Several approaches for prevention and treatment of obesity have been reported [1]. Among these, both natural and synthetic pancreatic lipase inhibitors are effective in obesity prevention, likely due to their inhibition of intestinal lipid absorption. Indeed, a specific pancreatic inhibitor, Orlistat, has been used in the clinic for the prevention of obesity [2]. In animal studies, a major tea catechin, (−)-epigallocatechin-3-gallate [3] and polyphenol extracts in black tea [4] prevented high-fat diet-induced obesity via the inhibition of pancreatic lipase.

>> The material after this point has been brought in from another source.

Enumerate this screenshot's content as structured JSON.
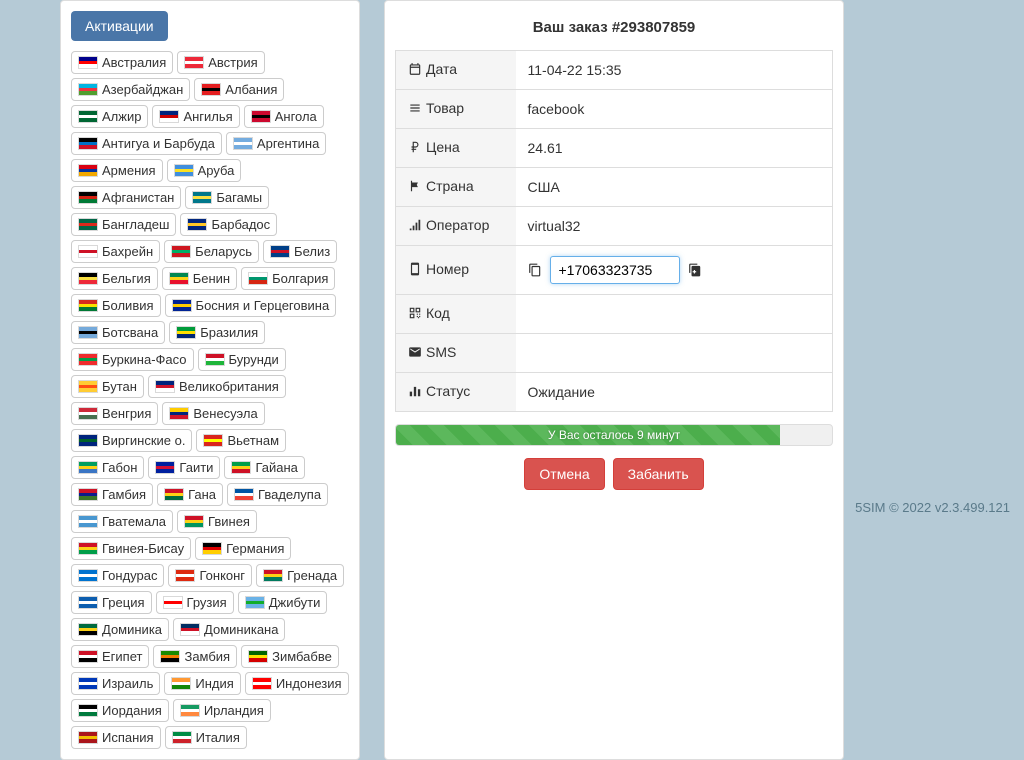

Another innovative candidate approach for pancreatic lipase inhibition is oral administration of anti-lipase immunoglobulin yolk (IgY) antibodies. There is completely no report about both hen egg yolk anti-lipase IgY and its anti-obesity action. Hens transfer immunoglobulin G (IgG) in blood into the egg yolk to provide acquired immunity to the offspring; this transferred IgG is termed IgY. The IgY technology offers several advantages over other methods of antibody production. For example, development and production of specific IgY can be achieved through collecting eggs from hens immunized with the target antigen, without the need for painful blood sampling and sacrifice of the animals.

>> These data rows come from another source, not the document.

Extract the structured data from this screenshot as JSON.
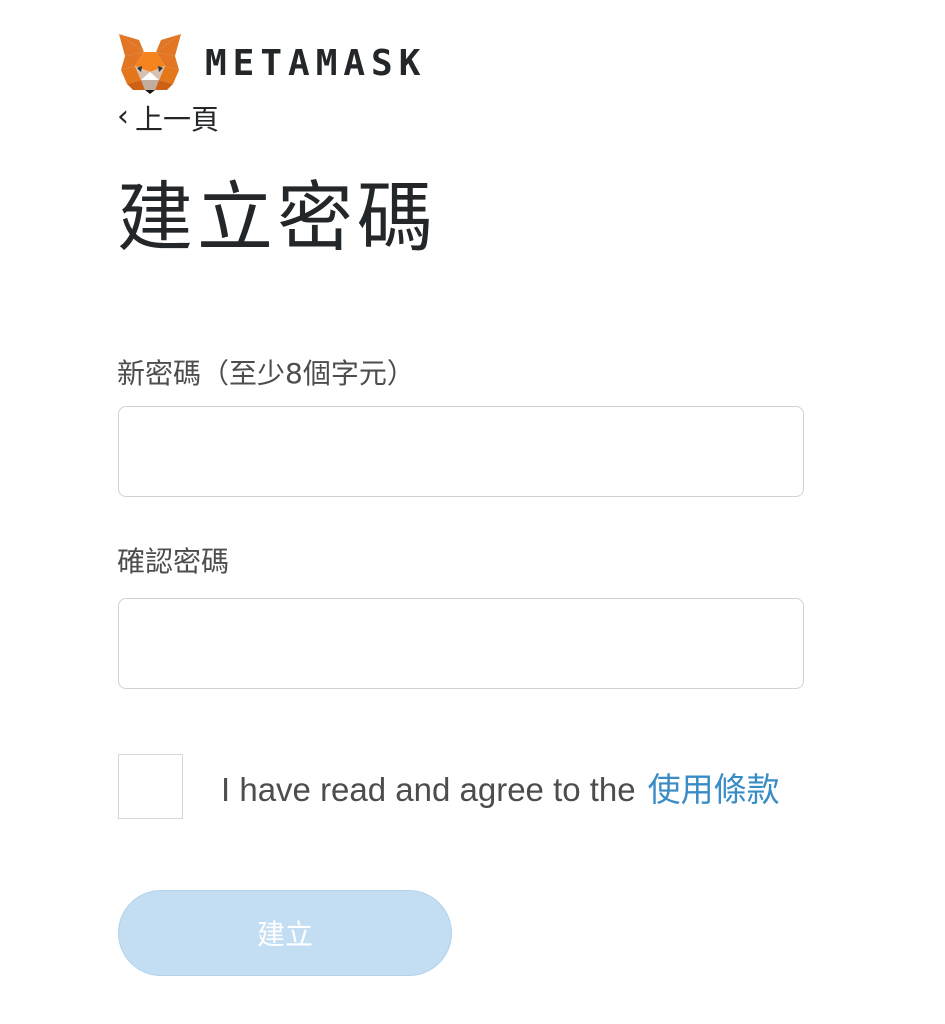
{
  "header": {
    "logo_icon": "metamask-fox-icon",
    "brand": "METAMASK"
  },
  "nav": {
    "back_icon": "chevron-left-icon",
    "back_chevron": "‹",
    "back_label": "上一頁"
  },
  "page": {
    "title": "建立密碼"
  },
  "form": {
    "new_password": {
      "label": "新密碼（至少8個字元）",
      "value": "",
      "placeholder": ""
    },
    "confirm_password": {
      "label": "確認密碼",
      "value": "",
      "placeholder": ""
    },
    "terms": {
      "checked": false,
      "text": "I have read and agree to the",
      "link": "使用條款"
    },
    "submit": {
      "label": "建立",
      "disabled": true
    }
  },
  "colors": {
    "link": "#3a8cc6",
    "button_disabled_bg": "#c3def3",
    "text": "#24272a",
    "fox_orange": "#e2761b"
  }
}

The stability of IgY in pressure, heat, pH, trypsin, chymotrypsin, pepsin, and in the gastrointestinal tract has been well-documented [5]. IgY is relatively stable to pressure up to 4,000 kg per cm2. IgY is stable at temperature ranging between 30°C and 70°C. It was found that the activity range of IgY for pH was pH 3.5 ~11. The stability of IgY at pH 3 was increased in the presence of sorbitol [6]. IgY is quite resistant against trypsin and chymotrypsin inactivation, but degraded by pepsin [7]. Moreover, our group has investigated the in vivo passage and the efficacy of IgY in the gastrointestinal tract of piglets and calves. Our results indicated that IgY powder was transported as immunologically functional molecules from the stomach down to the small intestine of calves while retaining much of their original biological activity [8].

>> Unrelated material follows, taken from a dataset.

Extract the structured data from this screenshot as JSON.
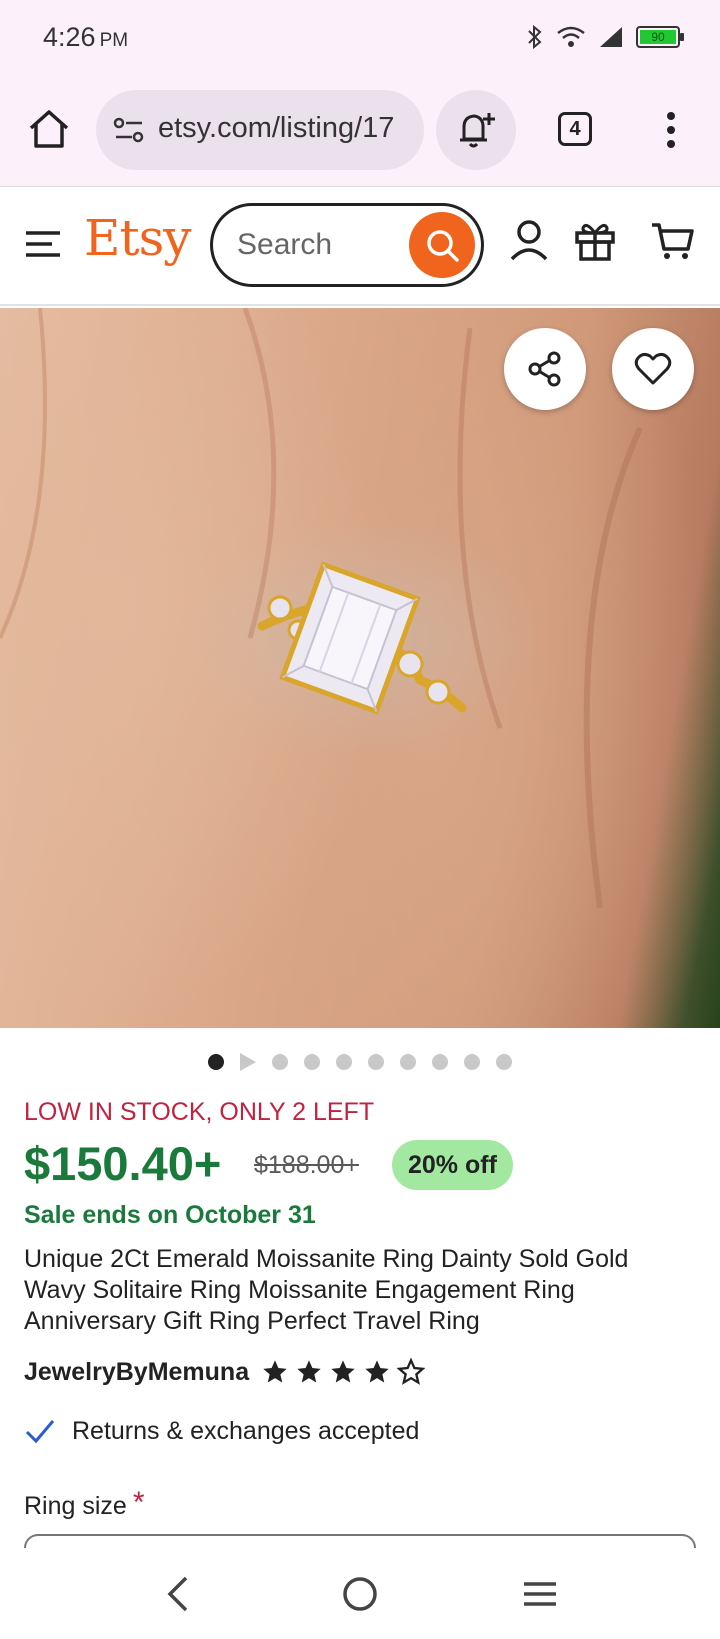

Exploiting the peculiarities of the avian immune system, it is possible to mass-produce specific IgY antibody against various antigens, since IgY levels are extremely high in egg yolk, and one hen lays 250–300 eggs per year. Indeed, other scientists as well as we have produced IgY antibodies against microorganisms such as cholera [9] and Candida [10] using this method. Furthermore, we have shown that oral passive immunization with IgY antibodies prevented and improved antigen-induced disease symptoms in animal studies [11, 12].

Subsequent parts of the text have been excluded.